I'm running the 3k at provincials Saturday. I'm excited because I know that I must have some fitness from all those miles. I ran a reasonable 5k in January and I'm way fitter now, even with the time off. So I hope to surprise the field. They are all pretty fast (Julien ran 8:43 in Boston, and the others are in the 8:50s), but I'm hoping that the long indoor season will have taken its toll. Also, they all have a tendency to go out too hard (try for 8:30 and run an ugly 8:45), so maybe I can catch some of them dying, the young guys especially. Julien will be hard to beat, since I gave him advice on how to race 3k (haha), but I think the young kids will be ripe.

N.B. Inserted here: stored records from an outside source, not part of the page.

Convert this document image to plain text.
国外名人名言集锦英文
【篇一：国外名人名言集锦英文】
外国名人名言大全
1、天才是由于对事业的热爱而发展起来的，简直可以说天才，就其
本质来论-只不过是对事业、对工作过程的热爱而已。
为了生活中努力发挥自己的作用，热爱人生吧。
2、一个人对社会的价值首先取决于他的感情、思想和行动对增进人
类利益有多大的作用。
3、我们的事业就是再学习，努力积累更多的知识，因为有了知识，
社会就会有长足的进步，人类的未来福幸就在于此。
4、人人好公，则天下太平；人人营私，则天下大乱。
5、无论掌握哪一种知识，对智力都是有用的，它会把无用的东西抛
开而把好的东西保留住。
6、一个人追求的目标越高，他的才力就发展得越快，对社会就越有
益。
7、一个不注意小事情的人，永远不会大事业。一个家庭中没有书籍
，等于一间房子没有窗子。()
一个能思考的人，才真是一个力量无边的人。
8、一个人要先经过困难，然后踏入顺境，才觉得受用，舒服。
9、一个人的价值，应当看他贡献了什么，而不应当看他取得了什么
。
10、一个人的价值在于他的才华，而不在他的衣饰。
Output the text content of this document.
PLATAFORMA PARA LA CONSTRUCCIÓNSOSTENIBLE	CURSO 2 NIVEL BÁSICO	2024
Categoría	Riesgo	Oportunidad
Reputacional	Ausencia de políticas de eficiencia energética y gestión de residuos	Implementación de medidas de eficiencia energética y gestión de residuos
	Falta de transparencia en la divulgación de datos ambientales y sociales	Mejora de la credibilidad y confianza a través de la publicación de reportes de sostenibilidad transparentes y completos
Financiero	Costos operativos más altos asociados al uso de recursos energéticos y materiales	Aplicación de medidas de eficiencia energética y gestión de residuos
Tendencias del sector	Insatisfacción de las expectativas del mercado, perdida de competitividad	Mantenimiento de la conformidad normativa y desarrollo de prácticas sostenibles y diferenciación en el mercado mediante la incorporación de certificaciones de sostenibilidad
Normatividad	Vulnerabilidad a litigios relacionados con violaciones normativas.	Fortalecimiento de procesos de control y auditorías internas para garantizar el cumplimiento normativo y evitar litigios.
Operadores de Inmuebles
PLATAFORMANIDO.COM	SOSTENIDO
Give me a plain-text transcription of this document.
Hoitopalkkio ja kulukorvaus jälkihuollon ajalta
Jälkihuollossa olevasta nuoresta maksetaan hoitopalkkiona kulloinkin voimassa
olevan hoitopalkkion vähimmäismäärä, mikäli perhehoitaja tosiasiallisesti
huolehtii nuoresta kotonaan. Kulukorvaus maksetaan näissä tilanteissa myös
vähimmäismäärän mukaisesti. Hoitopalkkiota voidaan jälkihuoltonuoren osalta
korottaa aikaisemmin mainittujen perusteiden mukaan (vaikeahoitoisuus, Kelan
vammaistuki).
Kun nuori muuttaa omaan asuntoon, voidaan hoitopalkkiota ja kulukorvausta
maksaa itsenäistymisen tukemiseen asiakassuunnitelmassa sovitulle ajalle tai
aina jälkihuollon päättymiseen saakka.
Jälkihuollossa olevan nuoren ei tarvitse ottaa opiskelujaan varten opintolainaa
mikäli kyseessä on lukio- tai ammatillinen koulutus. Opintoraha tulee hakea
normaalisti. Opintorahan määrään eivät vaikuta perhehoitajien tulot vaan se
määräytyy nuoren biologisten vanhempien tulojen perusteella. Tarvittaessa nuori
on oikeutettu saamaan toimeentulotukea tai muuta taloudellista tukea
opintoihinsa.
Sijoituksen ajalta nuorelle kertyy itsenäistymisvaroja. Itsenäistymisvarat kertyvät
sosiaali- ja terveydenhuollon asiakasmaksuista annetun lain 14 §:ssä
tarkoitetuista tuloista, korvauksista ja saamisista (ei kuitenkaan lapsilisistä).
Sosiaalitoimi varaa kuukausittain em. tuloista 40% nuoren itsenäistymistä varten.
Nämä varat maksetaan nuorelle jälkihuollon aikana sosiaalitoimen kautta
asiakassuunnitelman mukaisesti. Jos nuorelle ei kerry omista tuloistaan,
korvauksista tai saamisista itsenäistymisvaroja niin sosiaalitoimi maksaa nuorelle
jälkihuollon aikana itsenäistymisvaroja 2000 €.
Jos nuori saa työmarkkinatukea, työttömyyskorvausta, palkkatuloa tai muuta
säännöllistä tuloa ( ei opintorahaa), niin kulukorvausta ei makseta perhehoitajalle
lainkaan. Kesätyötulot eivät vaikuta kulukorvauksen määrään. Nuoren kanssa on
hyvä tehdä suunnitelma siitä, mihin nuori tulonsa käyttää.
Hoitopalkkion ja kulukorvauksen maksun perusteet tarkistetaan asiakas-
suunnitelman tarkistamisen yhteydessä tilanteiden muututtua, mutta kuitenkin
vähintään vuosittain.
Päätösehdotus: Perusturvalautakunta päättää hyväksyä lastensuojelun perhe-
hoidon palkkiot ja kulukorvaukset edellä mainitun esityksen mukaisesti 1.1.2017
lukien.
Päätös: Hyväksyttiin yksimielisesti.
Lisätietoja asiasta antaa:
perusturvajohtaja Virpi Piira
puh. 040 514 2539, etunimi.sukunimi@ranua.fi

That race is motivating me now, but of course the best thing I can do for it is to take it easy. Still, I will do a solid run tomorrow, and hopefully the race will go well. I have always run very hard at provincial indoors. For some reason it seems to get me to my limits. Maybe it is the 10pm start time. Sunday I will try for a 20miler, regardless. Perhaps that's foolish, but I'll see how I feel. The following weekend I'm racing a half marathon, which is more in line with the whole Boston thing. I would like to run well, but I wonder if I should worry more about training than racing. There are only 6 weeks until the marathon. A good half would boost the confidence though. I guess I will see how the week goes.

Prediction: 8:58 I think I can dip under 9min if I run it right.

1 Comments:

At 12:12 a.m., Anonymous Anonymous said...

hey, the way you feel about running is the way i feel about school! neato!
yeah, i just sent you those emails to let you know that those people might try to get in touch with you. the one over at st laurent and pins emailed me back. she said she would call you and that i should call her. it's late now, so i think i'll call her tomorrow or something. although i'm working tomorrow, so maybe i'll call her on tuesday.
anyway, i don't think you should worry too much about the running thing. you've run so well for so long, you deserve a rest from the whole racing thing. however you do in boston, it'll be good. maybe not your best ever, but it'll be good.